Als ich gestern im Johannes-Evangelium las, war ich tief beeindruckt, wie herzhaft-bewussst und nicht zuletzt auch liebevoll-feierlich Jesus Christus Abschied nahm von seinen Jüngern. Obwohl etwas Schreckliches, das Schrecklichste überhaupt, bevorstand: Sein schuldloses am Kreuz hängen, wo Er für Stunden gesammelte Not, Schuld und Schmerzen der ganzen Menschheitsgeschichte tragen und durchleiden musste. Gottverlassenheit pur. Unvorstellbar für mich.
Doch gleichzeitig versteckte sich hinter dem Vorhang dieser brutalsten Geschichte die allergrösste Gnade für uns Menschen, die man empfangen kann. Für jeden, der sie suchen geht und dankbar annimmt, weil ihm klar geworden ist, dass das Todesurteil nicht Jesus Christus, sondern ihm gehört hätte. Einen so verrückten stellvertretenden Sterbeweg zu gehen, ist nur die Liebe in Person bereit – und fähig.
Nichts desto Trotz: Jesus wollte feiern, bevor Er ging. Ein letztes Festmahl für Seine engsten Freunde geben, aus dem schliesslich unser Abendmahl hervorgegangen ist. Die Eucharistie. In grosser Würde wollte Er Abschied nehmen von Seinen Nächsten. Nicht eilig einen Programmpunkt abhaken. Allein schon Seinen 12 Freunden die Füsse zu waschen, dauert länger als ein paar Minuten.
Nein, Jesus Christus ging langsam! Er hatte so viel auf dem Herzen, was Er Seinen Freunden im Rahmen von Feierlichkeit mitgeben wollte, so lange Er noch konnte. Seine Liebe zu ihnen, Seine Besorgtheit um sie, drängte Ihn dazu. Noch war Er da – aber nicht mehr lange … Diese kurze Zeit wollte Er auskaufen. Er wusste, wenn gefeiert wird, lassen die Menschen den Alltag für einige Stunden hinter sich. Sind ganz DA.
Weder liess Er sich von Seiner Angst (Lukas 22/42-44), vor dem was kommt, vom Feiern abhalten, noch von der lähmenden Traurigkeit, die Abschiede allermeist begleiten.

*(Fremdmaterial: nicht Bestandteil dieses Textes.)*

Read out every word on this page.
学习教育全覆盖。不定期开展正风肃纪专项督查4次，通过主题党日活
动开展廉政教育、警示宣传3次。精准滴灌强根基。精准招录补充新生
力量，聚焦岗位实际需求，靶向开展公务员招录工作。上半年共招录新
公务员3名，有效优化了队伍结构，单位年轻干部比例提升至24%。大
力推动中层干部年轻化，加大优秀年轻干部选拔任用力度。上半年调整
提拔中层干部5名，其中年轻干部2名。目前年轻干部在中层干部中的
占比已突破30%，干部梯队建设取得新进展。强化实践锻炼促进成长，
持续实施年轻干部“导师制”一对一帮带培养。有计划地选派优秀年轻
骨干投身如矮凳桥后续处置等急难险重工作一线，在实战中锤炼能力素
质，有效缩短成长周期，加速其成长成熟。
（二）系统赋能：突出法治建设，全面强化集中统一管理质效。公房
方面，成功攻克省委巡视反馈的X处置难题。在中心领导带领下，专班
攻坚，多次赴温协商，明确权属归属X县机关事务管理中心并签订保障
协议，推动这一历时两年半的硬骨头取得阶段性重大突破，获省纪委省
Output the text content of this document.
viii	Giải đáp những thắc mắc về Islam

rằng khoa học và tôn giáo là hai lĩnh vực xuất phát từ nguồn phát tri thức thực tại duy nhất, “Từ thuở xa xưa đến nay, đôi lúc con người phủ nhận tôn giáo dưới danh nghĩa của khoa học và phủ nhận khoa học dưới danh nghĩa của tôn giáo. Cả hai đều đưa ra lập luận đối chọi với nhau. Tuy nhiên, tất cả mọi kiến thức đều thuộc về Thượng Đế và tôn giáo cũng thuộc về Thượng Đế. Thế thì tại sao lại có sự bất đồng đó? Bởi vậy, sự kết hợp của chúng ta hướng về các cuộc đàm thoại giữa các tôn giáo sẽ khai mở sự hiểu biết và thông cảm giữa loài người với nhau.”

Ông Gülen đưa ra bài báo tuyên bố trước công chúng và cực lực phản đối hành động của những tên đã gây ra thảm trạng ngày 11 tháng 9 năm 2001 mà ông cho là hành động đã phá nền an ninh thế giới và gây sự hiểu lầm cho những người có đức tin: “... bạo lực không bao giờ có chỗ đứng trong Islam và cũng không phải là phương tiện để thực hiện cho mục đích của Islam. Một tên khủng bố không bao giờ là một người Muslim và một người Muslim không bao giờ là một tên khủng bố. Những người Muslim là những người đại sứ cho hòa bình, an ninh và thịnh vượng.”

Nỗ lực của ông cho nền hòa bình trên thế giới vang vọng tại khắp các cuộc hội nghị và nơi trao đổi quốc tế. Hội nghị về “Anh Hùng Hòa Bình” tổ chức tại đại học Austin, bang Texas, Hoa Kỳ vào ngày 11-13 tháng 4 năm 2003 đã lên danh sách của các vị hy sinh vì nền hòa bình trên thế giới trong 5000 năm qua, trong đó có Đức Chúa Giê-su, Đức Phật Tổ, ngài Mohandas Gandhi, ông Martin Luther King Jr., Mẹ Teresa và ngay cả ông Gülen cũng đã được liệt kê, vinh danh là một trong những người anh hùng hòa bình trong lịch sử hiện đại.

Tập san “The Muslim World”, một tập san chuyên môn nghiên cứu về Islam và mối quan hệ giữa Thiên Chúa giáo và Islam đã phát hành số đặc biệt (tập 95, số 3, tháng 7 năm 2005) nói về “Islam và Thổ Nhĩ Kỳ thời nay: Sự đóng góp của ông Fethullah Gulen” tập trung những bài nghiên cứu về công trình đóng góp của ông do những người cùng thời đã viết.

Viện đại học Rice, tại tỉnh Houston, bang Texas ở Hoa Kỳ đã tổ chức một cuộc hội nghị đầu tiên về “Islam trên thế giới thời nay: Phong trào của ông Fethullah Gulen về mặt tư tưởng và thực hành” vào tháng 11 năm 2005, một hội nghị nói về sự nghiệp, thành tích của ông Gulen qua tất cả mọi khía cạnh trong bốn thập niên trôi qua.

Einmal mehr spürte ich die Fülle Seiner Liebe, auch Sein hohes Verantwortungsgefühl für Seine Menschen. Alles gab Er ihnen, was von Seiner Seite her möglich war, damit sie auch nach Seinem Weggang im Leben zurechtkommen konnten, nicht verzagen mussten. Ganze fünf Kapitel (Johannes 13 - 17) sind diesem intensiven Abschiednehmen gewidmet. Und sie dienten nicht bloss damals Jesu Freunden – sie sind bis heute kostbar, auch für mich. Ein grosses Vorbild, mit Abschiednehmen umzugehen. Bewusst und feierlich, trotz Schmerzen.
Dazu haben sich mein Gefährte und ich damals entschieden, als wir nicht darum herumkamen, unsere Pflegetochter auf einen neuen Weg, den wir von Amtes wegen nicht kennen durften, loszulassen ins Irgendwohin. Ich bot unserem Blumenkind an, für es ein Abschiedsfest zu gestalten, zu dem es all jene Menschen einladen dürfe, die es gerne dabei haben möchte. Blumenkind überlegte nicht lange. Fing bald mit Aufzählen der Gäste an, die zwischen 5 und 70 Jahren alt waren. Nicht überall stiessen wir mit dieser Idee auf Verständnis. Irgendwie passe das doch nicht für einen Abschied, der eigentlich traurig sei.
Wir feierten einen ganzen Tag Blumenkinds Leben und seinen Abschied. Von dem damals niemand von uns wusste, wie endgültig oder nicht er sein würde. Feierten mit all ihren geladenen Gästen. Es wurde ein gar fröhliches Ereignis mit nachhaltig wärmender Wirkung. Würde zutiefst bereuen, hätte ich anders entschieden.
Blumenkind und wir haben uns wieder gefunden.
Es trug am Fest ein Rosenkrönlein – und hat uns in den Garten einen Rosenstock gepflanzt, der umzugsbedingt schon ungewöhnlich viel von der Schweiz kennengelernt hat.